Chechnya is situated in the North Caucasus region on the very edge of Russia’s southern border, close to Asia. The region is Russia’s poorest and most violent. It lags behind in every human development indicator: extreme corruption, poor governance, human rights violations, and compromised rule of law. In the three post-Soviet decades, the region has experienced entrenched armed conflict. The leadership of the Chechen Republic currently imposes an exclusionary vision of Chechen culture, often at the expense of openness and diversity. Young people are isolated from peers, even from neighboring regions, and many have been turning to radicalized groups, with some recruited by armed groups in Syria.

In this photo is Khadijat, attending a CCP workshop at the Chechen State University, she is pictured working on a picture of her core self, this class was held on February 19, 2020. Photo taken by Rustam.

Khadijat is a 20-year old student from the city of Grozny, the capital of Chechnya. She studies in the 4th year at the Chechen State University at the Faculty of Psychology and Education. Khadijat writes:

“I was introduced to Cultures of Peace trainings by our teacher Venera. When she offered me to join a series of CCP workshops, I agreed gladly. As my interest was so great, I also had high expectations of the trainings. I’m happy to see that I’m not disappointed at all. The time spent at the workshops has been very stimulating, informative and exciting.

From the very first session I understood that this program is necessary not only for the whole world, but firstly for each individual person, as only through establishing peace and harmony in yourself can you then transmit and create it in the world around you. The most important thing CCP teaches me is the ability to listen, hear, understand, and accept people for who and what they really are. As a result, you change in the best way possible and you notice how easy it becomes.

For me, the biggest and most important point was that I was able to open up and trust others in the group and, so to speak, “pour out my problems”, after which it became much easier for me to communicate. I received support from other people, and learned tools to support myself and others, which is exactly what I needed at this time. I am very happy to be a part of CCP and wish the program and all the people who support and develop it all the very best”.

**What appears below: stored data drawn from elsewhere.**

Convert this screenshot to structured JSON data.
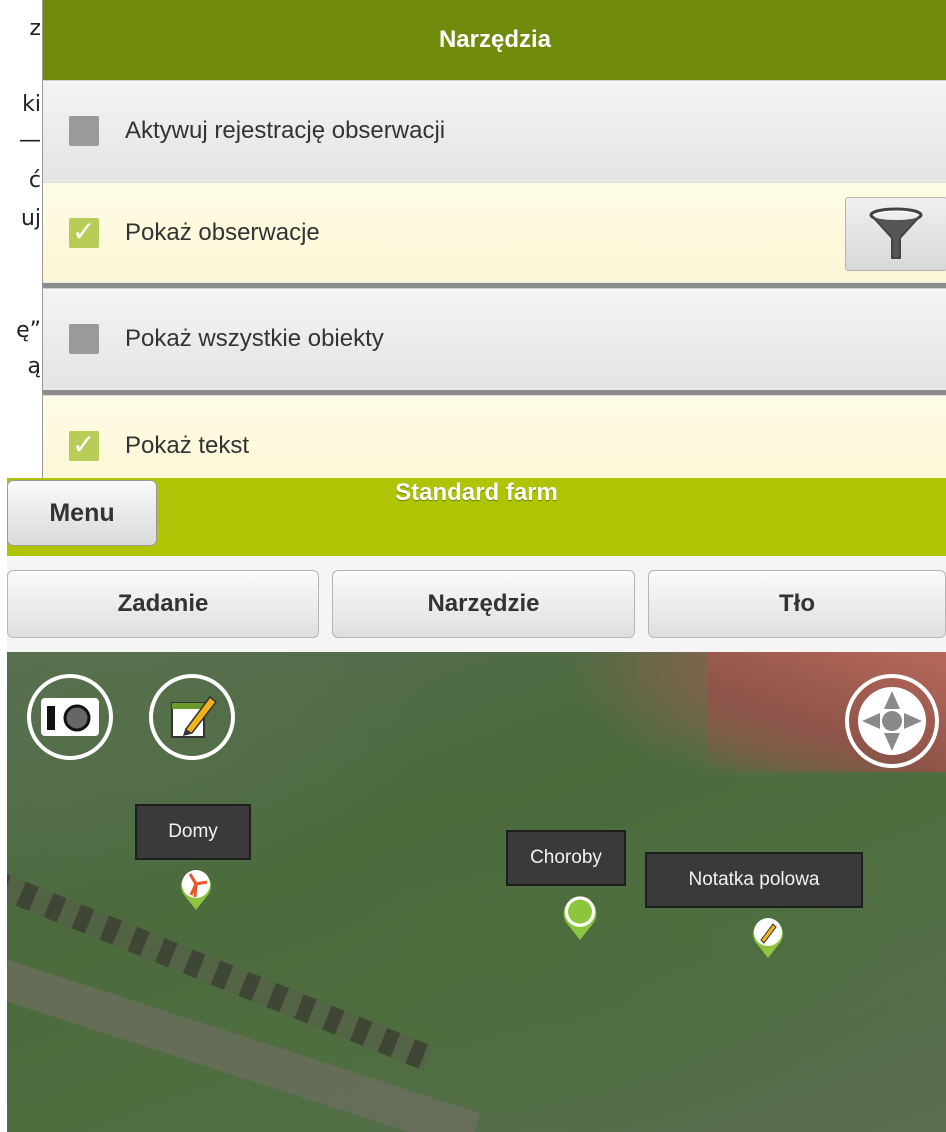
{
  "side_text": [
    "z",
    "ki",
    "—",
    "ć",
    "uj",
    "ę”",
    "ą"
  ],
  "tools_panel": {
    "title": "Narzędzia",
    "rows": [
      {
        "label": "Aktywuj rejestrację obserwacji",
        "checked": false
      },
      {
        "label": "Pokaż obserwacje",
        "checked": true
      },
      {
        "label": "Pokaż wszystkie obiekty",
        "checked": false
      },
      {
        "label": "Pokaż tekst",
        "checked": true
      }
    ]
  },
  "app": {
    "title": "Standard farm",
    "menu_label": "Menu",
    "tabs": [
      "Zadanie",
      "Narzędzie",
      "Tło"
    ]
  },
  "map": {
    "markers": [
      {
        "label": "Domy",
        "icon": "windmill-icon"
      },
      {
        "label": "Choroby",
        "icon": "leaf-icon"
      },
      {
        "label": "Notatka polowa",
        "icon": "pencil-icon"
      }
    ],
    "buttons": [
      "camera-icon",
      "note-edit-icon",
      "gps-locate-icon"
    ]
  },
  "colors": {
    "tools_header": "#708a0c",
    "appbar": "#afc404",
    "marker_green": "#8cc63f"
  }
}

Emiliya, also a student in Chechnya shares:

“These trainings are a great opportunity for those who want to get out of their comfort zone, who want to know more, who want to interact with people, who want to understand people, who want to understand themselves, and most importantly, who want to understand that every person is unique and an individual. CCP helps me to realize the importance of cultural diversity, as well as the acceptance and comprehension of other cultures, because everyone has strengths and weaknesses and we don’t need to compare ourselves with anyone. I have learned to accept myself and others.”